C’est également dans cet état d’esprit que Barney, en 2015, avait écrit au Président indonésien, fan du groupe (!), afin de lui demander de gracier trois Anglais condamnés à mort pour détention de drogue. Une situation dont le chanteur se souvient particulièrement bien : « Auparavant j’étais engagé dans une organisation de défense des droits de l’homme, en Australie. C’est via cette association que j’ai été informé de la menace de mort qui pesait sur la tête de trois Britanniques. Or l’un d’eux était également fan de Napalm Death. En outre, le Président d’Indonésie apprécie également notre musique… Je lui ai donc fait savoir que j’étais un opposant convaincu à la peine capitale. Et puis, j’avais ouï dire qu’il était un dirigeant réfléchi ; ce qui n’a pas toujours été le cas là-bas… J’ai donc voulu débattre avec lui des raisons du maintien de la peine de mort ; ce qui, à mes yeux, a toujours plus ressemblé à un recul de civilisation qu’autre chose… » Et même si cette interpellation n’a finalement pas permis d’annuler leur condamnation à mort, le chanteur affiche un certain optimisme : « Au moins, pour le futur, mon intervention a permis une certaine ouverture. Ce n’était malheureusement pas la première fois que j’intervenais pour abolir cette sentence. Mais je tiendrai toujours le même discours : qu’elle émane d’un État ou de n’importe quelle autre organisation, personne n’a le droit d’envoyer quelqu’un à la mort ».

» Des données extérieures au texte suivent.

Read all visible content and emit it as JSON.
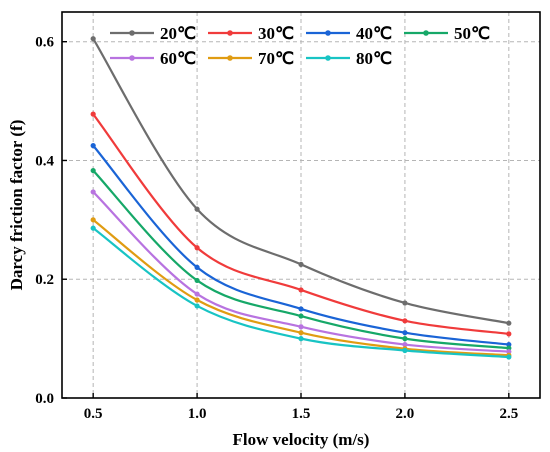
{
  "chart_data": {
    "type": "line",
    "xlabel": "Flow velocity (m/s)",
    "ylabel": "Darcy friction factor (f)",
    "xlim": [
      0.35,
      2.65
    ],
    "ylim": [
      0.0,
      0.65
    ],
    "xticks": [
      0.5,
      1.0,
      1.5,
      2.0,
      2.5
    ],
    "xtick_labels": [
      "0.5",
      "1.0",
      "1.5",
      "2.0",
      "2.5"
    ],
    "yticks": [
      0.0,
      0.2,
      0.4,
      0.6
    ],
    "ytick_labels": [
      "0.0",
      "0.2",
      "0.4",
      "0.6"
    ],
    "grid": true,
    "legend_position": "top-right",
    "x": [
      0.5,
      1.0,
      1.5,
      2.0,
      2.5
    ],
    "series": [
      {
        "name": "20℃",
        "color": "#6d6d6d",
        "values": [
          0.605,
          0.318,
          0.225,
          0.16,
          0.126
        ]
      },
      {
        "name": "30℃",
        "color": "#f03b3b",
        "values": [
          0.478,
          0.253,
          0.182,
          0.13,
          0.108
        ]
      },
      {
        "name": "40℃",
        "color": "#1a64d6",
        "values": [
          0.425,
          0.22,
          0.15,
          0.11,
          0.09
        ]
      },
      {
        "name": "50℃",
        "color": "#16a868",
        "values": [
          0.383,
          0.198,
          0.138,
          0.1,
          0.084
        ]
      },
      {
        "name": "60℃",
        "color": "#b873e0",
        "values": [
          0.347,
          0.175,
          0.12,
          0.09,
          0.078
        ]
      },
      {
        "name": "70℃",
        "color": "#e09c12",
        "values": [
          0.3,
          0.165,
          0.11,
          0.083,
          0.072
        ]
      },
      {
        "name": "80℃",
        "color": "#18c4c4",
        "values": [
          0.286,
          0.155,
          0.1,
          0.08,
          0.069
        ]
      }
    ]
  }
}
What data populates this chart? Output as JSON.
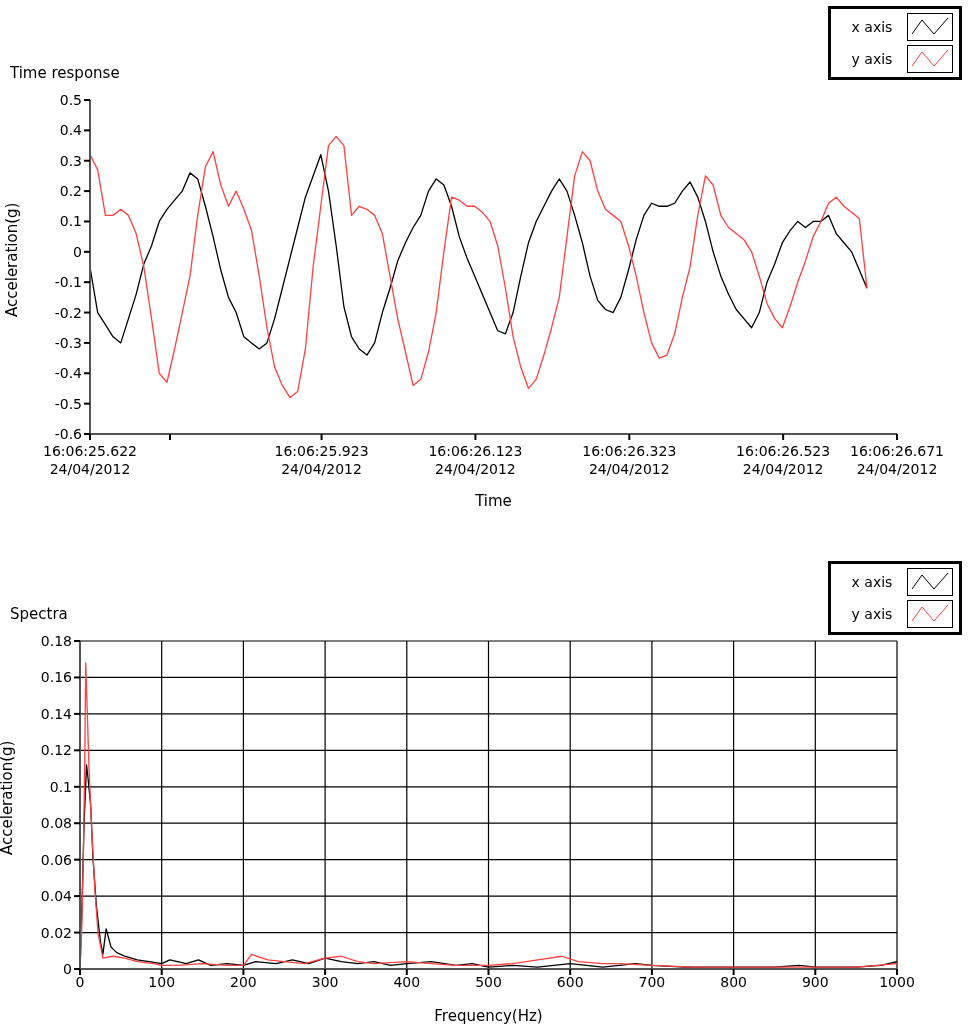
{
  "chart_data": [
    {
      "type": "line",
      "title": "Time response",
      "xlabel": "Time",
      "ylabel": "Acceleration(g)",
      "legend": "top right",
      "grid": false,
      "marker": "none",
      "line_style": "solid",
      "xlim": [
        "2012-04-24T16:06:25.622",
        "2012-04-24T16:06:26.671"
      ],
      "ylim": [
        -0.6,
        0.5
      ],
      "yticks": [
        -0.6,
        -0.5,
        -0.4,
        -0.3,
        -0.2,
        -0.1,
        0,
        0.1,
        0.2,
        0.3,
        0.4,
        0.5
      ],
      "xticks": [
        {
          "value": "2012-04-24T16:06:25.622",
          "label": "16:06:25.622\n24/04/2012"
        },
        {
          "value": "2012-04-24T16:06:25.726",
          "label": null
        },
        {
          "value": "2012-04-24T16:06:25.923",
          "label": "16:06:25.923\n24/04/2012"
        },
        {
          "value": "2012-04-24T16:06:26.123",
          "label": "16:06:26.123\n24/04/2012"
        },
        {
          "value": "2012-04-24T16:06:26.323",
          "label": "16:06:26.323\n24/04/2012"
        },
        {
          "value": "2012-04-24T16:06:26.523",
          "label": "16:06:26.523\n24/04/2012"
        },
        {
          "value": "2012-04-24T16:06:26.671",
          "label": "16:06:26.671\n24/04/2012"
        }
      ],
      "x": [
        "2012-04-24T16:06:25.622",
        "2012-04-24T16:06:25.632",
        "2012-04-24T16:06:25.642",
        "2012-04-24T16:06:25.652",
        "2012-04-24T16:06:25.662",
        "2012-04-24T16:06:25.672",
        "2012-04-24T16:06:25.682",
        "2012-04-24T16:06:25.692",
        "2012-04-24T16:06:25.702",
        "2012-04-24T16:06:25.712",
        "2012-04-24T16:06:25.722",
        "2012-04-24T16:06:25.732",
        "2012-04-24T16:06:25.742",
        "2012-04-24T16:06:25.752",
        "2012-04-24T16:06:25.762",
        "2012-04-24T16:06:25.772",
        "2012-04-24T16:06:25.782",
        "2012-04-24T16:06:25.792",
        "2012-04-24T16:06:25.802",
        "2012-04-24T16:06:25.812",
        "2012-04-24T16:06:25.822",
        "2012-04-24T16:06:25.832",
        "2012-04-24T16:06:25.842",
        "2012-04-24T16:06:25.852",
        "2012-04-24T16:06:25.862",
        "2012-04-24T16:06:25.872",
        "2012-04-24T16:06:25.882",
        "2012-04-24T16:06:25.892",
        "2012-04-24T16:06:25.902",
        "2012-04-24T16:06:25.912",
        "2012-04-24T16:06:25.922",
        "2012-04-24T16:06:25.932",
        "2012-04-24T16:06:25.942",
        "2012-04-24T16:06:25.952",
        "2012-04-24T16:06:25.962",
        "2012-04-24T16:06:25.972",
        "2012-04-24T16:06:25.982",
        "2012-04-24T16:06:25.992",
        "2012-04-24T16:06:26.002",
        "2012-04-24T16:06:26.012",
        "2012-04-24T16:06:26.022",
        "2012-04-24T16:06:26.032",
        "2012-04-24T16:06:26.042",
        "2012-04-24T16:06:26.052",
        "2012-04-24T16:06:26.062",
        "2012-04-24T16:06:26.072",
        "2012-04-24T16:06:26.082",
        "2012-04-24T16:06:26.092",
        "2012-04-24T16:06:26.102",
        "2012-04-24T16:06:26.112",
        "2012-04-24T16:06:26.122",
        "2012-04-24T16:06:26.132",
        "2012-04-24T16:06:26.142",
        "2012-04-24T16:06:26.152",
        "2012-04-24T16:06:26.162",
        "2012-04-24T16:06:26.172",
        "2012-04-24T16:06:26.182",
        "2012-04-24T16:06:26.192",
        "2012-04-24T16:06:26.202",
        "2012-04-24T16:06:26.212",
        "2012-04-24T16:06:26.222",
        "2012-04-24T16:06:26.232",
        "2012-04-24T16:06:26.242",
        "2012-04-24T16:06:26.252",
        "2012-04-24T16:06:26.262",
        "2012-04-24T16:06:26.272",
        "2012-04-24T16:06:26.282",
        "2012-04-24T16:06:26.292",
        "2012-04-24T16:06:26.302",
        "2012-04-24T16:06:26.312",
        "2012-04-24T16:06:26.322",
        "2012-04-24T16:06:26.332",
        "2012-04-24T16:06:26.342",
        "2012-04-24T16:06:26.352",
        "2012-04-24T16:06:26.362",
        "2012-04-24T16:06:26.372",
        "2012-04-24T16:06:26.382",
        "2012-04-24T16:06:26.392",
        "2012-04-24T16:06:26.402",
        "2012-04-24T16:06:26.412",
        "2012-04-24T16:06:26.422",
        "2012-04-24T16:06:26.432",
        "2012-04-24T16:06:26.442",
        "2012-04-24T16:06:26.452",
        "2012-04-24T16:06:26.462",
        "2012-04-24T16:06:26.472",
        "2012-04-24T16:06:26.482",
        "2012-04-24T16:06:26.492",
        "2012-04-24T16:06:26.502",
        "2012-04-24T16:06:26.512",
        "2012-04-24T16:06:26.522",
        "2012-04-24T16:06:26.532",
        "2012-04-24T16:06:26.542",
        "2012-04-24T16:06:26.552",
        "2012-04-24T16:06:26.562",
        "2012-04-24T16:06:26.572",
        "2012-04-24T16:06:26.582",
        "2012-04-24T16:06:26.592",
        "2012-04-24T16:06:26.602",
        "2012-04-24T16:06:26.612",
        "2012-04-24T16:06:26.622",
        "2012-04-24T16:06:26.632"
      ],
      "series": [
        {
          "name": "x axis",
          "color": "#000000",
          "values": [
            -0.05,
            -0.2,
            -0.24,
            -0.28,
            -0.3,
            -0.22,
            -0.14,
            -0.04,
            0.02,
            0.1,
            0.14,
            0.17,
            0.2,
            0.26,
            0.24,
            0.15,
            0.05,
            -0.06,
            -0.15,
            -0.2,
            -0.28,
            -0.3,
            -0.32,
            -0.3,
            -0.22,
            -0.12,
            -0.02,
            0.08,
            0.18,
            0.25,
            0.32,
            0.2,
            0.02,
            -0.18,
            -0.28,
            -0.32,
            -0.34,
            -0.3,
            -0.2,
            -0.12,
            -0.03,
            0.03,
            0.08,
            0.12,
            0.2,
            0.24,
            0.22,
            0.15,
            0.05,
            -0.02,
            -0.08,
            -0.14,
            -0.2,
            -0.26,
            -0.27,
            -0.2,
            -0.08,
            0.03,
            0.1,
            0.15,
            0.2,
            0.24,
            0.2,
            0.12,
            0.03,
            -0.08,
            -0.16,
            -0.19,
            -0.2,
            -0.15,
            -0.06,
            0.04,
            0.12,
            0.16,
            0.15,
            0.15,
            0.16,
            0.2,
            0.23,
            0.18,
            0.1,
            0.0,
            -0.08,
            -0.14,
            -0.19,
            -0.22,
            -0.25,
            -0.2,
            -0.1,
            -0.04,
            0.03,
            0.07,
            0.1,
            0.08,
            0.1,
            0.1,
            0.12,
            0.06,
            0.03,
            0.0,
            -0.06,
            -0.12
          ]
        },
        {
          "name": "y axis",
          "color": "#ff4040",
          "values": [
            0.32,
            0.27,
            0.12,
            0.12,
            0.14,
            0.12,
            0.06,
            -0.05,
            -0.22,
            -0.4,
            -0.43,
            -0.32,
            -0.2,
            -0.08,
            0.12,
            0.28,
            0.33,
            0.22,
            0.15,
            0.2,
            0.14,
            0.07,
            -0.08,
            -0.25,
            -0.38,
            -0.44,
            -0.48,
            -0.46,
            -0.32,
            -0.05,
            0.15,
            0.35,
            0.38,
            0.35,
            0.12,
            0.15,
            0.14,
            0.12,
            0.06,
            -0.08,
            -0.22,
            -0.33,
            -0.44,
            -0.42,
            -0.33,
            -0.2,
            0.0,
            0.18,
            0.17,
            0.15,
            0.15,
            0.13,
            0.1,
            0.02,
            -0.12,
            -0.28,
            -0.38,
            -0.45,
            -0.42,
            -0.34,
            -0.25,
            -0.15,
            0.05,
            0.25,
            0.33,
            0.3,
            0.2,
            0.14,
            0.12,
            0.1,
            0.02,
            -0.08,
            -0.2,
            -0.3,
            -0.35,
            -0.34,
            -0.27,
            -0.15,
            -0.05,
            0.12,
            0.25,
            0.22,
            0.12,
            0.08,
            0.06,
            0.04,
            0.0,
            -0.08,
            -0.17,
            -0.22,
            -0.25,
            -0.18,
            -0.1,
            -0.03,
            0.05,
            0.1,
            0.16,
            0.18,
            0.15,
            0.13,
            0.11,
            -0.12
          ]
        }
      ]
    },
    {
      "type": "line",
      "title": "Spectra",
      "xlabel": "Frequency(Hz)",
      "ylabel": "Acceleration(g)",
      "legend": "top right",
      "grid": true,
      "marker": "none",
      "line_style": "solid",
      "xlim": [
        0,
        1000
      ],
      "ylim": [
        0,
        0.18
      ],
      "xticks": [
        0,
        100,
        200,
        300,
        400,
        500,
        600,
        700,
        800,
        900,
        1000
      ],
      "yticks": [
        0,
        0.02,
        0.04,
        0.06,
        0.08,
        0.1,
        0.12,
        0.14,
        0.16,
        0.18
      ],
      "series": [
        {
          "name": "x axis",
          "color": "#000000",
          "x": [
            0,
            2,
            5,
            8,
            10,
            13,
            16,
            20,
            25,
            28,
            32,
            38,
            45,
            55,
            70,
            85,
            100,
            110,
            130,
            145,
            160,
            180,
            200,
            215,
            240,
            260,
            280,
            300,
            320,
            340,
            360,
            380,
            400,
            430,
            460,
            480,
            500,
            530,
            560,
            600,
            640,
            680,
            700,
            740,
            800,
            850,
            880,
            900,
            950,
            980,
            1000
          ],
          "values": [
            0,
            0.028,
            0.08,
            0.112,
            0.104,
            0.09,
            0.06,
            0.035,
            0.015,
            0.008,
            0.022,
            0.012,
            0.009,
            0.007,
            0.005,
            0.004,
            0.003,
            0.005,
            0.003,
            0.005,
            0.002,
            0.003,
            0.002,
            0.004,
            0.003,
            0.005,
            0.003,
            0.006,
            0.004,
            0.003,
            0.004,
            0.002,
            0.003,
            0.004,
            0.002,
            0.003,
            0.001,
            0.002,
            0.001,
            0.003,
            0.001,
            0.003,
            0.002,
            0.001,
            0.001,
            0.001,
            0.002,
            0.001,
            0.001,
            0.002,
            0.004
          ]
        },
        {
          "name": "y axis",
          "color": "#ff4040",
          "x": [
            0,
            2,
            4,
            6,
            7,
            9,
            11,
            14,
            18,
            22,
            28,
            40,
            55,
            70,
            90,
            100,
            120,
            150,
            180,
            200,
            210,
            230,
            250,
            275,
            300,
            320,
            340,
            360,
            400,
            430,
            460,
            500,
            530,
            560,
            590,
            610,
            640,
            660,
            700,
            750,
            800,
            850,
            900,
            950,
            1000
          ],
          "values": [
            0,
            0.02,
            0.06,
            0.12,
            0.168,
            0.14,
            0.11,
            0.08,
            0.045,
            0.02,
            0.006,
            0.007,
            0.006,
            0.004,
            0.003,
            0.002,
            0.002,
            0.003,
            0.002,
            0.002,
            0.008,
            0.005,
            0.004,
            0.003,
            0.006,
            0.007,
            0.004,
            0.003,
            0.004,
            0.003,
            0.002,
            0.002,
            0.003,
            0.005,
            0.007,
            0.004,
            0.003,
            0.003,
            0.002,
            0.001,
            0.001,
            0.001,
            0.001,
            0.001,
            0.003
          ]
        }
      ]
    }
  ]
}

Ce déni de justice, ce n’est qu’un exemple parmi tant d’autres de sources qui nourrissent continuellement les textes de Barney, chez Napalm Death. « Quand on lit nos lyrics, on pourrait parfois penser que nos paroles sont déprimantes. Mais c’est tout le contraire ! Ce qui est vraiment déprimant, c’est quand on retourne en arrière. Ce serait tellement facile de se dire : OK, je vis en Angleterre ; c’est un pays relativement calme où rien de grave ne se passe vraiment… Mais non ! Ce n’est pas ma vision des événements. » Barney met sa main sur mon épaule et se confie : « Par exemple, toi, je ne te vois pas comme un Belge, mais un être humain, en compagnie duquel je prends plaisir à parler. Pour moi, l’origine ou la nationalité sont loin d’être des facteurs prépondérants… Comme je milite au sein d’un groupe, mes idées peuvent bénéficier d’un certain écho… En fait, je me considère comme un internationaliste. »
Il s’arrête, sourit, et conclut : « Et puis, même si je ne participais pas une telle aventure, je pense que j’agirais de toute façon de la même manière ! »
(Interview réalisée à Bruxelles, au Magasin 4, le 25 septembre 2016).